‘All Our Asias’ Is a Vital Reminder That Creators Matter


All Our Asias, a short PC game by independent creator Sean Han Tani (creator of Anodyne and Even the Ocean) , begins in surprising fashion. As the game loads up, before any play begins, the creator introduces himself in a text prelude as “The Storyteller,” and explains his vision for the game. All Our Asias is an attempt to get at certain questions about identity and Asian heritage, he writes—a means of wondering what, exactly, people of the Asian diaspora have in common. When this introduction is finished, he begins telling the story, and the game properly begins.

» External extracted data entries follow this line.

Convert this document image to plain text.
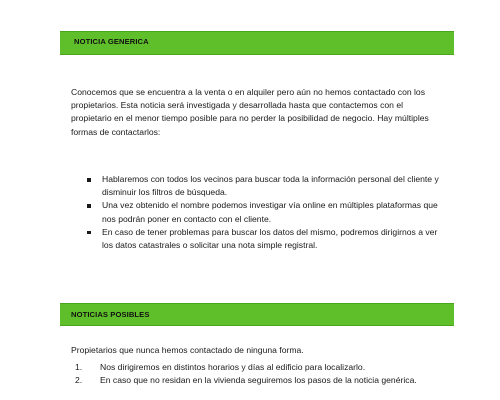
NOTICIA GENERICA
Conocemos que se encuentra a la venta o en alquiler pero aún no hemos contactado con los propietarios. Esta noticia será investigada y desarrollada hasta que contactemos con el propietario en el menor tiempo posible para no perder la posibilidad de negocio. Hay múltiples formas de contactarlos:
Hablaremos con todos los vecinos para buscar toda la información personal del cliente y disminuir los filtros de búsqueda.
Una vez obtenido el nombre podemos investigar vía online en múltiples plataformas que nos podrán poner en contacto con el cliente.
En caso de tener problemas para buscar los datos del mismo, podremos dirigirnos a ver los datos catastrales o solicitar una nota simple registral.
NOTICIAS POSIBLES
Propietarios que nunca hemos contactado de ninguna forma.
1. Nos dirigiremos en distintos horarios y días al edificio para localizarlo.
2. En caso que no residan en la vivienda seguiremos los pasos de la noticia genérica.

But that oddly explicit introduction isn’t the only unusual thing about All Our Asias. Its visual style is rendered in a blocky, polygonal style taken directly from the early days of 3D gaming, where environments were vague and fuzzy to look at because that’s the only thing the hardware of the time could create. A framing interface of dials, buttons, and circuits surrounds the screen at all times—a constant reminder that this is, in fact, a game.

Most games try, at least a little bit, to hide their game-y-ness. Like in theatre and TV, there’s the idea of the fourth wall, and a general agreement that breaking it is likely a bad idea. A player in a game should be made to feel that their experience is a facsimile of reality, the conventional wisdom goes. When asked about the themes or meaning of their games, most major creators say that that’s up to the player decide. A designer’s role isn’t to talk; it’s to facilitate. All Our Asias quietly resists these ideas about games, and it’s better for it.

Han Tani’s story, about a man named Yukio diving into a VR reconstruction of his dying father’s memories, is enriched by the sense that it’s an authored story, a deliberate attempt to use interactivity to communicate and understand. The game’s surrealism, drawn largely from the vague, foggy graphics, feels like the working of a mind, both of Yukio’s father and of Han Tani himself. It’s a dream in the mind of the artist.

Every game is, in its way. But Han Tani’s insistence on including himself in his game lends All Our Asias a strong sense of the personal. It’s not autobiographical, but it asks questions that seem personally essential to the author, and gives Yukio’s strange, meditative journey a quiet insistence. What connects us, really? What does Yukio have in common with a father he never knew? What do I have in common with people of my race, or class?

All Our Asias is a simple game, a surreal platformer through a man’s dying mind, woven together by a son’s hope to know him in his final moments. But it’s also a showcase of the power games can have when artists take full responsibility for their creation and their inevitable presence within it. All art has an imprint of the people who made it. But not all creators are brave enough to admit that, or use it. Sean Han Tani is, and All Our Asias is made a better game for it.